Essbase Does Not Support Modern Cipher Suites

Essbase 11.1.2.4.x and prior, has supported communication using SSL or TLS encryption. You could rest easier knowing your data flow from your direct connections to Essbase would be secured. However, the technology used to secure communications has evolved to utilize new algorithms. Plain old “SSL” is now seen as less secure and your organization’s security scanner software may be flagging your Essbase communications as a risk!

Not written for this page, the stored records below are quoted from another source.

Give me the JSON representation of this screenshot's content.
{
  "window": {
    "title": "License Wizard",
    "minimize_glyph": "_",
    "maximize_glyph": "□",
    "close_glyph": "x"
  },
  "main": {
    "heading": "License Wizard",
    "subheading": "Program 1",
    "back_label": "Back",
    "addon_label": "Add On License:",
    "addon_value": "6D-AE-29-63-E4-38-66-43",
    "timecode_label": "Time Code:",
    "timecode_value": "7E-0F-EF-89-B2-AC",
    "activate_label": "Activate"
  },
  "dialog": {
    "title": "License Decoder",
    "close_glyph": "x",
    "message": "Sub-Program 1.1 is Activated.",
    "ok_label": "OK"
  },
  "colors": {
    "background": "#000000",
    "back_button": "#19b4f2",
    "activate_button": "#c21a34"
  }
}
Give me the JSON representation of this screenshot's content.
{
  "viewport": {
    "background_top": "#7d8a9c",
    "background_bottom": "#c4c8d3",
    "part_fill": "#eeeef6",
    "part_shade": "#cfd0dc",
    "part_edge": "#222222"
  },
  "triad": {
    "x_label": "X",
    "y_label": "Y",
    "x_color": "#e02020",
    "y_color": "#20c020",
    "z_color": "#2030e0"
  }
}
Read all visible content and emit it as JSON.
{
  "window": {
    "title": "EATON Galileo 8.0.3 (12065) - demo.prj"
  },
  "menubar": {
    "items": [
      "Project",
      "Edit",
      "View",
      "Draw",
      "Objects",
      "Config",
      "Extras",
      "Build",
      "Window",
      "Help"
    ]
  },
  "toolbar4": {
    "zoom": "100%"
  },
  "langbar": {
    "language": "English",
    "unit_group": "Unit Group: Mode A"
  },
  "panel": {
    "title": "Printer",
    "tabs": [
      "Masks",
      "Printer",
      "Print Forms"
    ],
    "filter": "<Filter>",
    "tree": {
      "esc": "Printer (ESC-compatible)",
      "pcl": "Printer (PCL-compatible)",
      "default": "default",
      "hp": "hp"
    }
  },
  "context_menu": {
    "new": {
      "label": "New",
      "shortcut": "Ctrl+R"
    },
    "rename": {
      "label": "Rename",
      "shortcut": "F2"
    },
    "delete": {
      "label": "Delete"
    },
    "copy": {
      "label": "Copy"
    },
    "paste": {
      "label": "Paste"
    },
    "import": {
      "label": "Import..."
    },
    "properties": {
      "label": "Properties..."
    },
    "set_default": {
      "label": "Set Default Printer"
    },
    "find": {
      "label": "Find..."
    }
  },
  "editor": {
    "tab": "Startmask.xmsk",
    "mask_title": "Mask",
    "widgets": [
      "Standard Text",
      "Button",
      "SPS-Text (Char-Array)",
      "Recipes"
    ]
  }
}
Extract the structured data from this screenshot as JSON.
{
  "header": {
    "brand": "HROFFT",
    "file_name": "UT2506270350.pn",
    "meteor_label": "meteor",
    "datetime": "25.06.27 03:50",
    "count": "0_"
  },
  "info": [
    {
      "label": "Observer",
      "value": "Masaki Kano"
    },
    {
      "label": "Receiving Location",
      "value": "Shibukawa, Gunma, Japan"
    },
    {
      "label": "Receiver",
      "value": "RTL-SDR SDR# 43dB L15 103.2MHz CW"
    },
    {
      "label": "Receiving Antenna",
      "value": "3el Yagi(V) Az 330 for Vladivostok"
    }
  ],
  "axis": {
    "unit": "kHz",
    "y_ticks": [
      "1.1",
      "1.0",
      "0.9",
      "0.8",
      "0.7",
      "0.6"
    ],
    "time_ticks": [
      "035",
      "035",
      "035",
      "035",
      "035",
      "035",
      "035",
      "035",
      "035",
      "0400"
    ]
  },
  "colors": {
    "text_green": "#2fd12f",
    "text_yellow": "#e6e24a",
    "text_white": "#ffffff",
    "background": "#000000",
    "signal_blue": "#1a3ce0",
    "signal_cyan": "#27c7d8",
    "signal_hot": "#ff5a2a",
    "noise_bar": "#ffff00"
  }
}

As of this writing, Oracle HTTP Server 12.2.1.4 recommends a very short list of TLSv1.2 ciphers for secure communications. None of those are supported by Oracle Essbase. Per Oracle Support, again as today’s date, the only supported configuration for the SSL Cipher Suites are these 6 ciphers:

    SSL_RSA_WITH_RC4_128_MD5 (default)

    SSL_RSA_WITH_RC4_128_SHA

    SSL_RSA_WITH_3DES_EDE_CBC_MD5

    SSL_RSA_WITH_DES_CBC_SHA

    SSL_RSA_WITH_AES_128_CBC_SHA

    SSL_RSA_WITH_AES_256_CBC_SHA

The TLSv1.2 ciphers recommended for securing OHS:

   TLS_ECDHE_ECDSA_WITH_AES_128_GCM_SHA256

   TLS_ECDHE_ECDSA_WITH_AES_256_GCM_SHA384

   TLS_ECDHE_RSA_WITH_AES_128_GCM_SHA256

   TLS_ECDHE_RSA_WITH_AES_256_GCM_SHA384

It is fair to note that Essbase21c is not restricted to the less-secure suites, so keep this in mind when making plans to move to your next implementation of Oracle Enterprise Performance Management Suite!